Show host Erasmus Kwaw will be interacting with a former Black Stars midfielder Rev. Awuley Quaye Jnr from 11:00 am to 11:30 am.
It will be recalled that Ghana coach Goran Stevanovic caused a major uproar after claiming some players had used witchcraft against their teammates at the 2012 AFCON. The Serbian made his claim in a leaked report on the Black Stars’ failure at the 2012 Africa Cup of Nations, where they were beaten by eventual winners Zambia in the semi-finals.
But speaking on the ‘Saving our Passions’ programme on GTV Sports +, former Black Stars midfielder Derek Boateng, who was part of the Ghana team in 2012, gave further details about what transpired before and after the game.
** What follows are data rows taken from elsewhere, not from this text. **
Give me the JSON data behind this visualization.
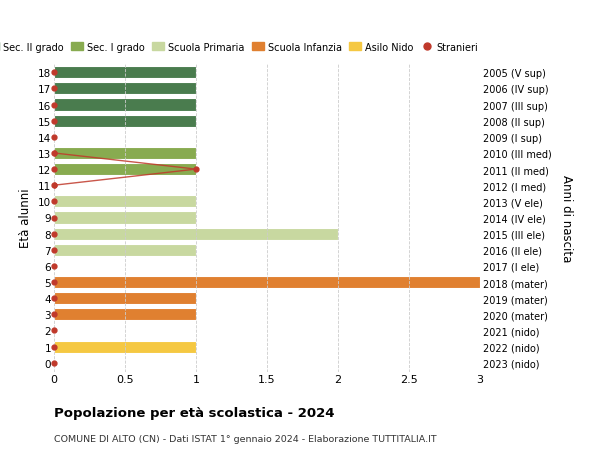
{
  "ages": [
    0,
    1,
    2,
    3,
    4,
    5,
    6,
    7,
    8,
    9,
    10,
    11,
    12,
    13,
    14,
    15,
    16,
    17,
    18
  ],
  "right_labels": [
    "2023 (nido)",
    "2022 (nido)",
    "2021 (nido)",
    "2020 (mater)",
    "2019 (mater)",
    "2018 (mater)",
    "2017 (I ele)",
    "2016 (II ele)",
    "2015 (III ele)",
    "2014 (IV ele)",
    "2013 (V ele)",
    "2012 (I med)",
    "2011 (II med)",
    "2010 (III med)",
    "2009 (I sup)",
    "2008 (II sup)",
    "2007 (III sup)",
    "2006 (IV sup)",
    "2005 (V sup)"
  ],
  "bar_values": [
    0,
    1,
    0,
    1,
    1,
    3,
    0,
    1,
    2,
    1,
    1,
    0,
    1,
    1,
    0,
    1,
    1,
    1,
    1
  ],
  "bar_colors": [
    "#f5c842",
    "#f5c842",
    "#f5c842",
    "#e08030",
    "#e08030",
    "#e08030",
    "#c8d8a0",
    "#c8d8a0",
    "#c8d8a0",
    "#c8d8a0",
    "#c8d8a0",
    "#88ab50",
    "#88ab50",
    "#88ab50",
    "#4a7c4e",
    "#4a7c4e",
    "#4a7c4e",
    "#4a7c4e",
    "#4a7c4e"
  ],
  "stranieri_line_ages": [
    11,
    12,
    13
  ],
  "stranieri_line_values": [
    0,
    1,
    0
  ],
  "legend_items": [
    {
      "label": "Sec. II grado",
      "color": "#4a7c4e"
    },
    {
      "label": "Sec. I grado",
      "color": "#88ab50"
    },
    {
      "label": "Scuola Primaria",
      "color": "#c8d8a0"
    },
    {
      "label": "Scuola Infanzia",
      "color": "#e08030"
    },
    {
      "label": "Asilo Nido",
      "color": "#f5c842"
    },
    {
      "label": "Stranieri",
      "color": "#c0392b"
    }
  ],
  "ylabel_left": "Età alunni",
  "ylabel_right": "Anni di nascita",
  "title": "Popolazione per età scolastica - 2024",
  "subtitle": "COMUNE DI ALTO (CN) - Dati ISTAT 1° gennaio 2024 - Elaborazione TUTTITALIA.IT",
  "xlim": [
    0,
    3.0
  ],
  "xticks": [
    0,
    0.5,
    1.0,
    1.5,
    2.0,
    2.5,
    3.0
  ],
  "bg_color": "#ffffff",
  "plot_bg": "#ffffff",
  "grid_color": "#cccccc",
  "stranieri_color": "#c0392b",
  "bar_height": 0.75
}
“Before that game, we had 45 minutes to do the warm-up. The Zambians were on the field and we were also supposed to come out. Kwasi Appiah was the one to take us through the warm-up and he was standing at the entrance of the tunnel. I came on the field along with Jonathan Mensah or somebody else. We were standing and waiting for the rest of the players. Everyone was saying they will not go on the field first until Andre Ayew comes out,” Boateng said.
Some reports at the time indicated that some of the Black Stars players felt Andre Ayew, who scored the decisive goal in the 2:1 quarter-final success over Tunisia, had strangely “bewitched” them, and the only way they could destroy his supposed spell was to force him on the field before the rest of them exited the dressing room.
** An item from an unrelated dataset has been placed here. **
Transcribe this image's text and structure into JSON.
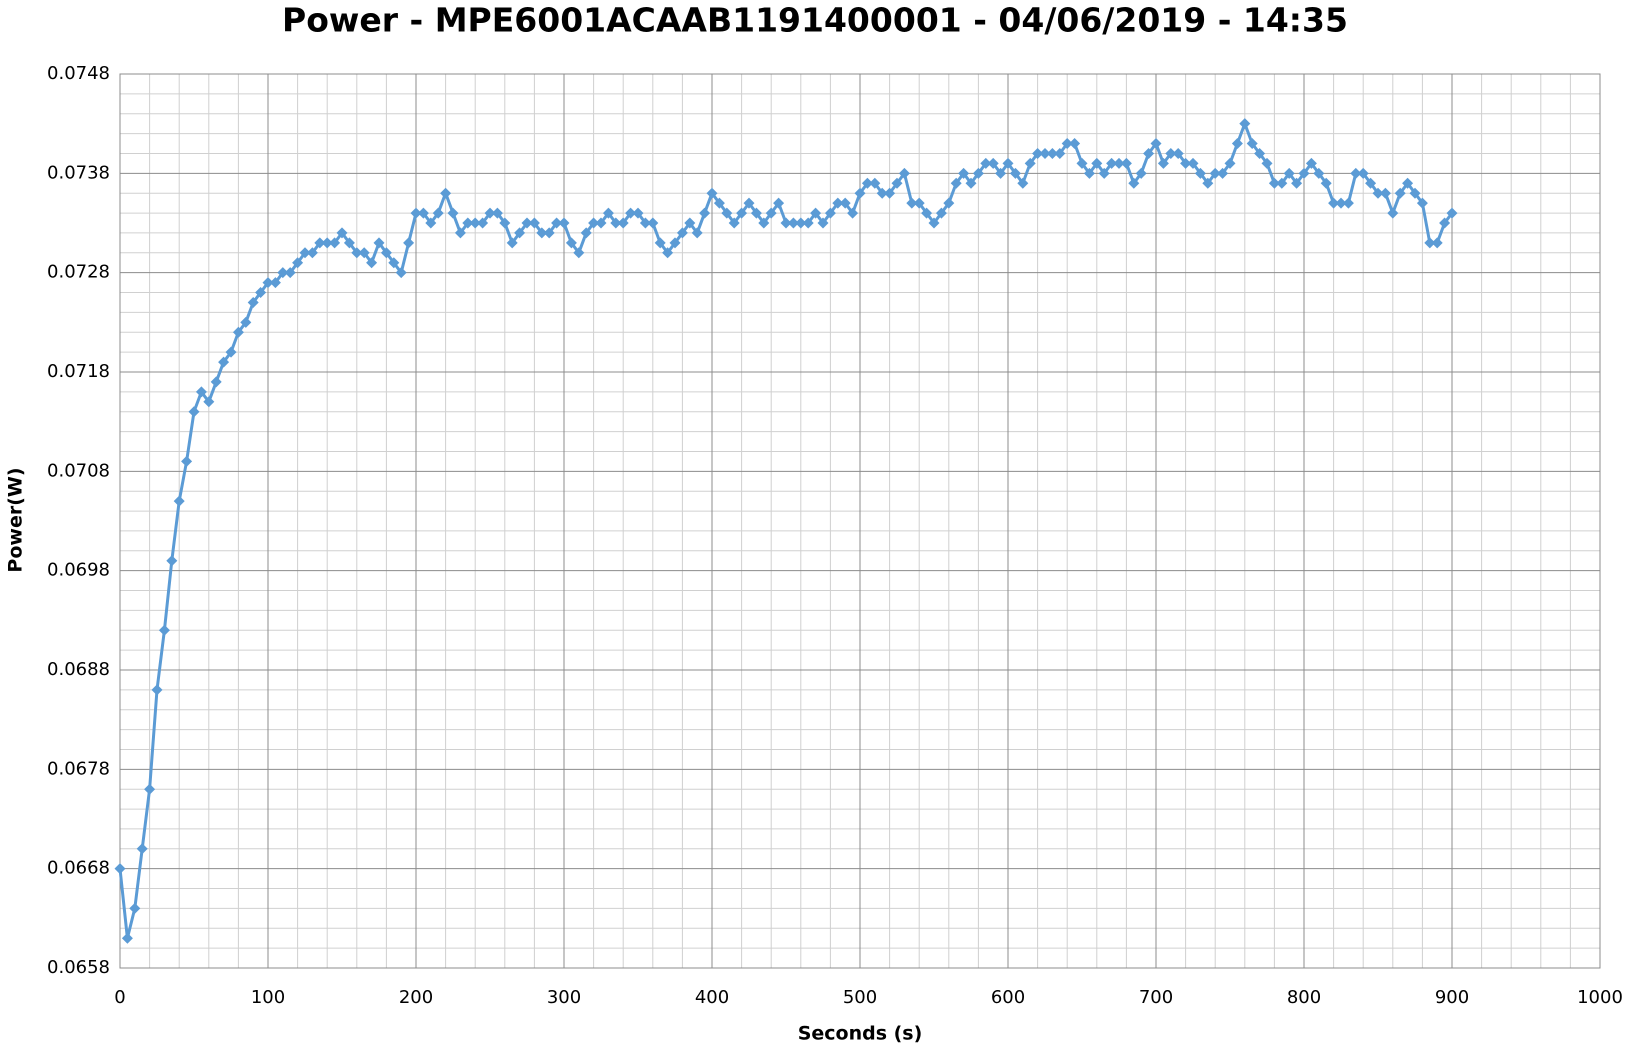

As a result of the impasse, the Black Stars only warmed up for 15 minutes before the scheduled game with the Copper bullets of Zambia which Ghana lost to Muyoka’s goal after Asamoah Gyan had missed a first-half penalty kick, according to Derek Boateng.
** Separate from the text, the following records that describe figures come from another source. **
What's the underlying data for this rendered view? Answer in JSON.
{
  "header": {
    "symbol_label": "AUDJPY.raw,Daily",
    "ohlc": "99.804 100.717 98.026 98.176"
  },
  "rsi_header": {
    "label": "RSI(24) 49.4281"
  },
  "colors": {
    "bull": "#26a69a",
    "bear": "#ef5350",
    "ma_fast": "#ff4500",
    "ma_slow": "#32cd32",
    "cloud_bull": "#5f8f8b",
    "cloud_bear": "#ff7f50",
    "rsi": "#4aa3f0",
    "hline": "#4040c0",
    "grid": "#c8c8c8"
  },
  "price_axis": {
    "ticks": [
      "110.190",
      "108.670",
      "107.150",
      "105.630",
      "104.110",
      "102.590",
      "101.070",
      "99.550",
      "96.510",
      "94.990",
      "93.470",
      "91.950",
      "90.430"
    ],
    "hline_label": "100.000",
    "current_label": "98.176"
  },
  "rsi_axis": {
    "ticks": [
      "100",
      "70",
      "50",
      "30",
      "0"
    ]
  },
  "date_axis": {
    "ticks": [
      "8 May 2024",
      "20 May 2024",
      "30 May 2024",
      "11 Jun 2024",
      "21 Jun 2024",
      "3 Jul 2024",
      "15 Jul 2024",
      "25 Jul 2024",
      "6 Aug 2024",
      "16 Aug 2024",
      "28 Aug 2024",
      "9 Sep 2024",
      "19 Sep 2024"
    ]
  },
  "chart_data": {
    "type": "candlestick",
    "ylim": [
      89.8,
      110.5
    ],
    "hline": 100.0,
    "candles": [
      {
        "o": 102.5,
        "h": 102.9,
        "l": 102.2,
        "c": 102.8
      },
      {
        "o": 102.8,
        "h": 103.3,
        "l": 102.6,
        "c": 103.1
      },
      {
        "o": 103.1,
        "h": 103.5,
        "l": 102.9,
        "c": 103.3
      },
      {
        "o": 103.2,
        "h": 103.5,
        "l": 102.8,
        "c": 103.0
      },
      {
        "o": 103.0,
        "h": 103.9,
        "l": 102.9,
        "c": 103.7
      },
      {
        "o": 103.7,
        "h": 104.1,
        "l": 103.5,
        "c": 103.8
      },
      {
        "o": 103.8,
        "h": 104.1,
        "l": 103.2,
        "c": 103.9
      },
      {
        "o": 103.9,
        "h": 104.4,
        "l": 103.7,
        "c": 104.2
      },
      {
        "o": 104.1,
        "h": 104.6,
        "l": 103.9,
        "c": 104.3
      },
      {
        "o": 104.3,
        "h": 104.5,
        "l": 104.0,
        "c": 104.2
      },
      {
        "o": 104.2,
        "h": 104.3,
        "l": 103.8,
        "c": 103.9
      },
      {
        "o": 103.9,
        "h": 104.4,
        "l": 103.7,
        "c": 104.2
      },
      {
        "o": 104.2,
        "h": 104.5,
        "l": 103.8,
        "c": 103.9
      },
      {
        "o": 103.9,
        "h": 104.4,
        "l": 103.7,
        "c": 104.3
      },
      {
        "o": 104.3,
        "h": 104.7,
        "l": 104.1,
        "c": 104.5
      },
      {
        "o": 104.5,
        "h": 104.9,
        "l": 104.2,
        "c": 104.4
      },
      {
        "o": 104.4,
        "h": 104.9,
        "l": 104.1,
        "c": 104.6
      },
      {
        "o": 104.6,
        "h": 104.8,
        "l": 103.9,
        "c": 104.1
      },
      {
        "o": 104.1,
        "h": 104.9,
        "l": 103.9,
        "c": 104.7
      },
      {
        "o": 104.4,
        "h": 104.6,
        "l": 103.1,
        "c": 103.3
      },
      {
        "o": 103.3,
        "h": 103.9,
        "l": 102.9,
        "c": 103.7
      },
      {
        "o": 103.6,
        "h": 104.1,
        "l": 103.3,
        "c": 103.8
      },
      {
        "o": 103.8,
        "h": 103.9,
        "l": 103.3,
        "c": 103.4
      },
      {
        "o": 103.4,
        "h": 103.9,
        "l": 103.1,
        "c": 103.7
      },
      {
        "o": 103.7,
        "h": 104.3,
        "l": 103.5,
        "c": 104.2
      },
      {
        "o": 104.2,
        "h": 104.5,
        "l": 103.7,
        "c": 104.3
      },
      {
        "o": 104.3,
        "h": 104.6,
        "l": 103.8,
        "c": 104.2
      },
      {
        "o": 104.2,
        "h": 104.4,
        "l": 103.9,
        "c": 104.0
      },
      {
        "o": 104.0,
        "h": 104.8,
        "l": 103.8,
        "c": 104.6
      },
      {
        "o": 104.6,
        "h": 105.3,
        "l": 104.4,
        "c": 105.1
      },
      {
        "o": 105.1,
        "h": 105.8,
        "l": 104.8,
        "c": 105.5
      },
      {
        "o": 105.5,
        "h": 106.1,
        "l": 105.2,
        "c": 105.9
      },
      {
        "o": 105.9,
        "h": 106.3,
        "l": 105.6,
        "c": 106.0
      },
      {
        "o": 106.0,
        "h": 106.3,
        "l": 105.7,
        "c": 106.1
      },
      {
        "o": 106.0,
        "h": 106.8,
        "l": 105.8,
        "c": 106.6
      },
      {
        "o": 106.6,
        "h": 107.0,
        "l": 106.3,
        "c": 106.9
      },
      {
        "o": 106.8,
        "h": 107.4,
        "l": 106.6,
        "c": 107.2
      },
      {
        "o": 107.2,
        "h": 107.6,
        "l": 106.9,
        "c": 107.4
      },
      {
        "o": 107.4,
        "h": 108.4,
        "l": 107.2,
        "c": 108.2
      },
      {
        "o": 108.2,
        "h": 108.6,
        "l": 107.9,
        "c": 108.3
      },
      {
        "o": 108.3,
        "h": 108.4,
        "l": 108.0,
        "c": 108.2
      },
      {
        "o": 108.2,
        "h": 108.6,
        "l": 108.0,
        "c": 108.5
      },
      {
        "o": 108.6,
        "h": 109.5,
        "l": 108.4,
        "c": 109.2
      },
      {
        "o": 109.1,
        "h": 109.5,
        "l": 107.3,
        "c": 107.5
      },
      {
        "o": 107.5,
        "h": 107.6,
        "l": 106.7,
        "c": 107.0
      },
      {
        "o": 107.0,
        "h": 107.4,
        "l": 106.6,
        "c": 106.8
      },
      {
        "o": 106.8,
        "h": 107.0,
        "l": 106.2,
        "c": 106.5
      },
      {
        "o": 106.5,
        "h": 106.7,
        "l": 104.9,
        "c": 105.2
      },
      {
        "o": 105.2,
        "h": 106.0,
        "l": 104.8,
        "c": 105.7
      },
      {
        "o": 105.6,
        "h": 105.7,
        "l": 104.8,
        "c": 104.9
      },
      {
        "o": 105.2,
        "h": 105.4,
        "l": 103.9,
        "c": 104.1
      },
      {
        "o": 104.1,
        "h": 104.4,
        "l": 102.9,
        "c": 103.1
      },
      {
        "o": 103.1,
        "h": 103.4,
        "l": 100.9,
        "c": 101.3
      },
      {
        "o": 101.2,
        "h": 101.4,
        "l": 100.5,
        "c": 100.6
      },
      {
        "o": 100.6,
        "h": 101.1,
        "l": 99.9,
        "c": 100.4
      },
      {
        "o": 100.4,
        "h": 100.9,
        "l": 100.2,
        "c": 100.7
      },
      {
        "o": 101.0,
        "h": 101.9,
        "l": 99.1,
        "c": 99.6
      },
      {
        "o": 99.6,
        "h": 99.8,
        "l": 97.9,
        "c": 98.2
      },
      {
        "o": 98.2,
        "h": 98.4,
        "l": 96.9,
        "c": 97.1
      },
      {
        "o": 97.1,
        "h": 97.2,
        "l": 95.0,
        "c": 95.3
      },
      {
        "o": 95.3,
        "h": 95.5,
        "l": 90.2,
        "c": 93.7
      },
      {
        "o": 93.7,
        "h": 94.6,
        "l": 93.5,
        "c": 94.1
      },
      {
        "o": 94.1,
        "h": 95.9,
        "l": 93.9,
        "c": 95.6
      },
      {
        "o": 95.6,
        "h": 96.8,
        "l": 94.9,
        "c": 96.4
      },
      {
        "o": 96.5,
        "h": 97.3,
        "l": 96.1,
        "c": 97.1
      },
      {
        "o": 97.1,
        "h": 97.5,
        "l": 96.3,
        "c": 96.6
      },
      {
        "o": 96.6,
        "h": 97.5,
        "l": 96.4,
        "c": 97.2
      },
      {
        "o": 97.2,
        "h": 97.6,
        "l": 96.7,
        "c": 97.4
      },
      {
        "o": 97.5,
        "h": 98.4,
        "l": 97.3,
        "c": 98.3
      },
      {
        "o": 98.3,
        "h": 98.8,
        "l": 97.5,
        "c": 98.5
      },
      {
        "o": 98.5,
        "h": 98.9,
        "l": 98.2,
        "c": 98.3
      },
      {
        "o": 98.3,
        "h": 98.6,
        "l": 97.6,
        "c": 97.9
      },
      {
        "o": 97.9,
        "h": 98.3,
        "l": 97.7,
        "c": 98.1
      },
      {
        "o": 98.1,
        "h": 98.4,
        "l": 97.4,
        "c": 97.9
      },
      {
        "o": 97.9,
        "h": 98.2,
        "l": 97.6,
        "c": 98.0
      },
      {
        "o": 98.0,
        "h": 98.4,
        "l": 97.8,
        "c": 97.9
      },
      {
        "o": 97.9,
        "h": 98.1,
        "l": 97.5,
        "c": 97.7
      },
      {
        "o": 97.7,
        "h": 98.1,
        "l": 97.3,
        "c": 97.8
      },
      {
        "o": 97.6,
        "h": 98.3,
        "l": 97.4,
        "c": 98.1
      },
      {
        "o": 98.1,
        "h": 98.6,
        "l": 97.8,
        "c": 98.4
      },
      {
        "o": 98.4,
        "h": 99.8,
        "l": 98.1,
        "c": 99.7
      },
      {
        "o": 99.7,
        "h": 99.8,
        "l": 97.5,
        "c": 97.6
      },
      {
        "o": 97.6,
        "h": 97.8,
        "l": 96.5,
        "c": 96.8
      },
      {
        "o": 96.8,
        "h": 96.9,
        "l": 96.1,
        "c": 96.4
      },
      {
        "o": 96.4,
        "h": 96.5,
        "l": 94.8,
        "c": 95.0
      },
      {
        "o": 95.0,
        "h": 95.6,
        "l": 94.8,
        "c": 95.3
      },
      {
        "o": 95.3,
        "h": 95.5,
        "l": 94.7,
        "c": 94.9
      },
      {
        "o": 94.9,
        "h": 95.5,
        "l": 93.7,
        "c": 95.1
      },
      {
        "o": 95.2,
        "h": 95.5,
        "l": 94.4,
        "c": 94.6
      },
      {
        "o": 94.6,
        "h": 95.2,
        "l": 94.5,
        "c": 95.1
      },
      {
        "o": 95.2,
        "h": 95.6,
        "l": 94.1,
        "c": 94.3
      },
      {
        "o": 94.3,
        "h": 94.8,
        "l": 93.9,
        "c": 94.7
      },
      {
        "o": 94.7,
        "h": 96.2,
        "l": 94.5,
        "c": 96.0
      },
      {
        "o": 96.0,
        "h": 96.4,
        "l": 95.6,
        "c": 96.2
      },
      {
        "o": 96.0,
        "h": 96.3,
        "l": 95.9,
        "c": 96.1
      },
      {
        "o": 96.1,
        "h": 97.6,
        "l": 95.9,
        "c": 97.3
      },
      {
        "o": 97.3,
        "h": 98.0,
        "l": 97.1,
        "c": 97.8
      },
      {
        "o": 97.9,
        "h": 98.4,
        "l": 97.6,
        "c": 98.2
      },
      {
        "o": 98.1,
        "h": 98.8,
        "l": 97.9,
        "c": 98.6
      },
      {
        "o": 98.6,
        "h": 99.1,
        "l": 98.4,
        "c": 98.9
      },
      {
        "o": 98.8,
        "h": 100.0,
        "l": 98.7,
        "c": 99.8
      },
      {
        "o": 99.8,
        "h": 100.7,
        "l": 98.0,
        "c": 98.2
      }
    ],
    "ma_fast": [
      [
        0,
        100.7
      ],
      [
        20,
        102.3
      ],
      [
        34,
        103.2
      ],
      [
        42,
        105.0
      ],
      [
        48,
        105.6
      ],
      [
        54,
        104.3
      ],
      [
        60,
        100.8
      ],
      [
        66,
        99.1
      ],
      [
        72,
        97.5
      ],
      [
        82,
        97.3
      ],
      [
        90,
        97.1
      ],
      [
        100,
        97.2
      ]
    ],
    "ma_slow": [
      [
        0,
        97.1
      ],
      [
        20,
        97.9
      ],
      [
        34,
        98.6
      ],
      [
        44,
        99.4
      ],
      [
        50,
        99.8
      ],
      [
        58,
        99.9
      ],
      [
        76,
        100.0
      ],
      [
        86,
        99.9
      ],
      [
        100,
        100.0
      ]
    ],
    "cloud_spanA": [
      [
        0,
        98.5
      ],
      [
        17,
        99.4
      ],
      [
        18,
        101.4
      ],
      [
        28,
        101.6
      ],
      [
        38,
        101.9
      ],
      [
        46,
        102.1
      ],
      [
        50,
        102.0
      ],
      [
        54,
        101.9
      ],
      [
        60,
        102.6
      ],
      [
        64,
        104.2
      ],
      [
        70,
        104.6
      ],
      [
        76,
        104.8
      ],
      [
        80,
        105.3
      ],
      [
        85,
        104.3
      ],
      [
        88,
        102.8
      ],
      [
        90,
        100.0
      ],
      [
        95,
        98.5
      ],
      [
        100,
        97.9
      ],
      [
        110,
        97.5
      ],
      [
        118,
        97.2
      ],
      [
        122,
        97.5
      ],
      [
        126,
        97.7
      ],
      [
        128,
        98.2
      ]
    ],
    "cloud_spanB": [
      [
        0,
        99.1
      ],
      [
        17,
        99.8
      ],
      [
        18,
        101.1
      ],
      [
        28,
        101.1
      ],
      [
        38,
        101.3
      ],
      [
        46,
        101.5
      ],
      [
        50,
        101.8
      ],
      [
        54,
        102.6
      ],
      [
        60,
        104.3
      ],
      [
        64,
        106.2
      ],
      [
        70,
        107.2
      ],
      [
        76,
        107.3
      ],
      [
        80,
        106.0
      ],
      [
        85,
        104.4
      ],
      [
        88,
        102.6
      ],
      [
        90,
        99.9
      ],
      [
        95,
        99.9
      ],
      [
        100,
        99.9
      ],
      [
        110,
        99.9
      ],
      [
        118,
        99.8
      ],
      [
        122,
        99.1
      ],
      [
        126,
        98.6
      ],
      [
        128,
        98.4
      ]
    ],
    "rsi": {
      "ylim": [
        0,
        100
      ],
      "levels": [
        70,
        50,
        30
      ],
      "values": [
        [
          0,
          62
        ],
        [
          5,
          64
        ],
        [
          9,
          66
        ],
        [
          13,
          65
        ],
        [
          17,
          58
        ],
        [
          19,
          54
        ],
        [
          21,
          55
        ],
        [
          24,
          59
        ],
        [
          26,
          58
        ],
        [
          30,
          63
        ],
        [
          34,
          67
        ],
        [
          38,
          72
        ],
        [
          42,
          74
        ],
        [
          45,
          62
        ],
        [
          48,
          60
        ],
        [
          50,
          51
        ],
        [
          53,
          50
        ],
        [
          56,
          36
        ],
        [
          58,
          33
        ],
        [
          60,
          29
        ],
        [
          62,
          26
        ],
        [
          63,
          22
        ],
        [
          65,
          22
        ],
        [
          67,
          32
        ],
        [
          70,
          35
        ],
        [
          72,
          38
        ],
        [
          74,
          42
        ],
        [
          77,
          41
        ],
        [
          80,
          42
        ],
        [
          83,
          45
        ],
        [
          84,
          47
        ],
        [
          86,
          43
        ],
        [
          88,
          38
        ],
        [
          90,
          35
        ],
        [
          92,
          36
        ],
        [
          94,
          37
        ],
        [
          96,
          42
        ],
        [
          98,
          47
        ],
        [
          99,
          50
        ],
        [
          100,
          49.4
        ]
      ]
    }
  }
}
“For about 15 to 20 minutes, we were just standing there and without doing the warm-up. So the only warm-up we did in the game was for about 10 to 15 minutes. A lot of the players said they will not be the first to go on the field until Dede Ayew did.”
“So you see some of them sitting on the toilet, some standing on the side, and some sitting. So it was very disturbing. Goran was the coach and he could not understand what was going on. So after the game, I heard a lot of voices. I flipped up and blasted everybody. After the game, Nyatankyi (the GFA President) came to me and asked me what happened and I told him what exactly happened.”
Boateng recounted how the players regretted their actions after the defeat to the Zambians.
“In the dressing room after the game, I saw that people are sitting down with regret. But why do you regret it when you knew what you were doing was not good? But it was not a club side, this was Ghana. It is not about you but it is about the whole nation. So it was disturbing some of the things that happened in camp and people don’t come out to talk about it. For me, it is what it is. We have finished our careers and I can say whatever I want to say. Nobody can stop me,” he summed up.
In his leaked technical report on the Black Stars’ failure at the 2012 Africa Cup of Nations, Goran Stevanovic said:
“We all need to help in changing some players’ mentality about using ‘black power’ to destroy themselves, and also make sure we instill discipline and respect for each other,” the coach said in a leaked technical report to the Ghana Football Association.
Ghanaian coaching legend C.K. Gyamfi banished witchcraft, magic, and juju practices in his team that won the AFCON in 1963, 1965, and 1982, because in his view “juju did not play football.”
The Ghanaian great told author Francis Botchway, another guest on Heart and Soul, “My team then decided to discard the services of the medicine men and rather rely on Christian prayers, good tactical systems, hard work, discipline, and motivation.”
African football is riddled with stories about the use of juju, magic, and witchcraft to aid the success of football teams. But opinions are divided on the subject area with many questioning the efficacy of such adventures while some others place much value on the act.